In [1]:
from dsc80_utils import *
In [2]:
import warnings
warnings.simplefilter(action='ignore', category=FutureWarning)

Lecture 3 – Aggregating¶

DSC 80, Winter 2025¶

Announcements 📣¶

  • Lab 1 is due tomorrow at 11:59pm.
    • The Welcome Survey is part of your Lab 1; we won't count your Lab 1 as submitted unless your Welcome Survey is also submitted.
  • Project 1 is released.
    • The checkpoint (Questions 1-7) is due on Friday, Jan 17th.
    • The full project is due on Friday, Jan 24th.
  • Lab 2 will be released tomorrow.

Agenda¶

  • Data granularity and the groupby method.
  • DataFrameGroupBy objects and aggregation.
  • Other DataFrameGroupBy methods.
  • Pivot tables using the pivot_table method.

You will need to code a lot today – make sure to pull the course repository

Question 🤔 (Answer at dsc80.com/q)

Code: lec03-hello

A question for you now: Have you set up your development environment? Have you started on Lab 1?

  • A. Yes, I have set up my development environment. I've started Lab 1.
  • B. Yes, I have set up my development environment. I haven't started Lab 1.
  • C. No, I am running into difficulties setting up my environment.
  • D. No, I should really start getting set up!

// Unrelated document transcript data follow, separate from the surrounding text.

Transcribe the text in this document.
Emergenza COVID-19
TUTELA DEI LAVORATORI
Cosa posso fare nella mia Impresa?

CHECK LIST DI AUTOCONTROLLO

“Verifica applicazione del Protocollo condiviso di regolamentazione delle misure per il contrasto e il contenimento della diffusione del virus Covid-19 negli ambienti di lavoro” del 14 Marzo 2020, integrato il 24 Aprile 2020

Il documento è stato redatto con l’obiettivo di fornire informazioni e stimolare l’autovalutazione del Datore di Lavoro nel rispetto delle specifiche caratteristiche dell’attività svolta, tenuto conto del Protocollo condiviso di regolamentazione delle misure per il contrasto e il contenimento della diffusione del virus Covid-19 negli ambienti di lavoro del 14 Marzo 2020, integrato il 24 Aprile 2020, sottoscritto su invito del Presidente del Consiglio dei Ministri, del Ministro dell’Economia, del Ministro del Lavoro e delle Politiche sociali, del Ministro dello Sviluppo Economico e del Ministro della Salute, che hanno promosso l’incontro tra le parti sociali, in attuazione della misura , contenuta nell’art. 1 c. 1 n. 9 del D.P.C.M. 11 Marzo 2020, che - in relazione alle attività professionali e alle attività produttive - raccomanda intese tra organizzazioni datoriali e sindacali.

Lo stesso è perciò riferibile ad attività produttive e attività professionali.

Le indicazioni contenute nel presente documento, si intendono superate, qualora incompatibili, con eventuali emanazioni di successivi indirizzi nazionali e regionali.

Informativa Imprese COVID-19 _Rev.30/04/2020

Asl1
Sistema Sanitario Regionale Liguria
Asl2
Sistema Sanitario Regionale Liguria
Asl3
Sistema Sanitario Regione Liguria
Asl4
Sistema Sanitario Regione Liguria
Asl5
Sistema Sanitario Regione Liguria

Data granularity and the groupby method¶

Example: Palmer Penguins¶

No description has been provided for this image Artwork by @allison_horst

The dataset we'll work with for the rest of the lecture involves various measurements taken of three species of penguins in Antarctica.

In [ ]:
import seaborn as sns
penguins = sns.load_dataset('penguins').dropna()
penguins

Here, each row corresponds to a single penguin, and each column corresponds to a different attribute (or feature) we have for each penguin. Data formatted in this way is called tidy data.

Granularity¶

  • Granularity refers to what each observation in a dataset represents.
    • Fine: small details.
    • Coarse: bigger picture.
  • If you can control how your dataset is created, you should opt for finer granularity, i.e. for more detail.
    • You can always remove details, but it's difficult to add detail that isn't already there.
    • But obtaining fine-grained data can take more time/money.
  • Today, we'll focus on how to remove details from fine-grained data, in order to help us understand bigger-picture trends in our data.

Aggregating¶

Aggregating is the act of combining many values into a single value.

  • What is the mean 'body_mass_g' for all penguins?
In [ ]:
penguins['body_mass_g'].mean()
  • What is the mean 'body_mass_g' for each species?
In [ ]:
# ???

Naive approach: looping through unique values¶

In [ ]:
species_map = pd.Series([], dtype=float)

for species in penguins['species'].unique():
    species_only = penguins.loc[penguins['species'] == species]
    species_map.loc[species] = species_only['body_mass_g'].mean()

species_map
  • For each unique 'species', we make a pass through the entire dataset.
    • The asymptotic runtime of this procedure is $\Theta(ns)$, where $n$ is the number of rows and $s$ is the number of unique species.
  • While there are other loop-based solutions that only involve a single pass over the DataFrame, we'd like to avoid Python loops entirely, as they're slow.

Grouping¶

A better solution, as we know from DSC 10, is to use the groupby method.

In [ ]:
# Before:
penguins['body_mass_g'].mean()
In [ ]:
# After:
penguins.groupby('species')['body_mass_g'].mean()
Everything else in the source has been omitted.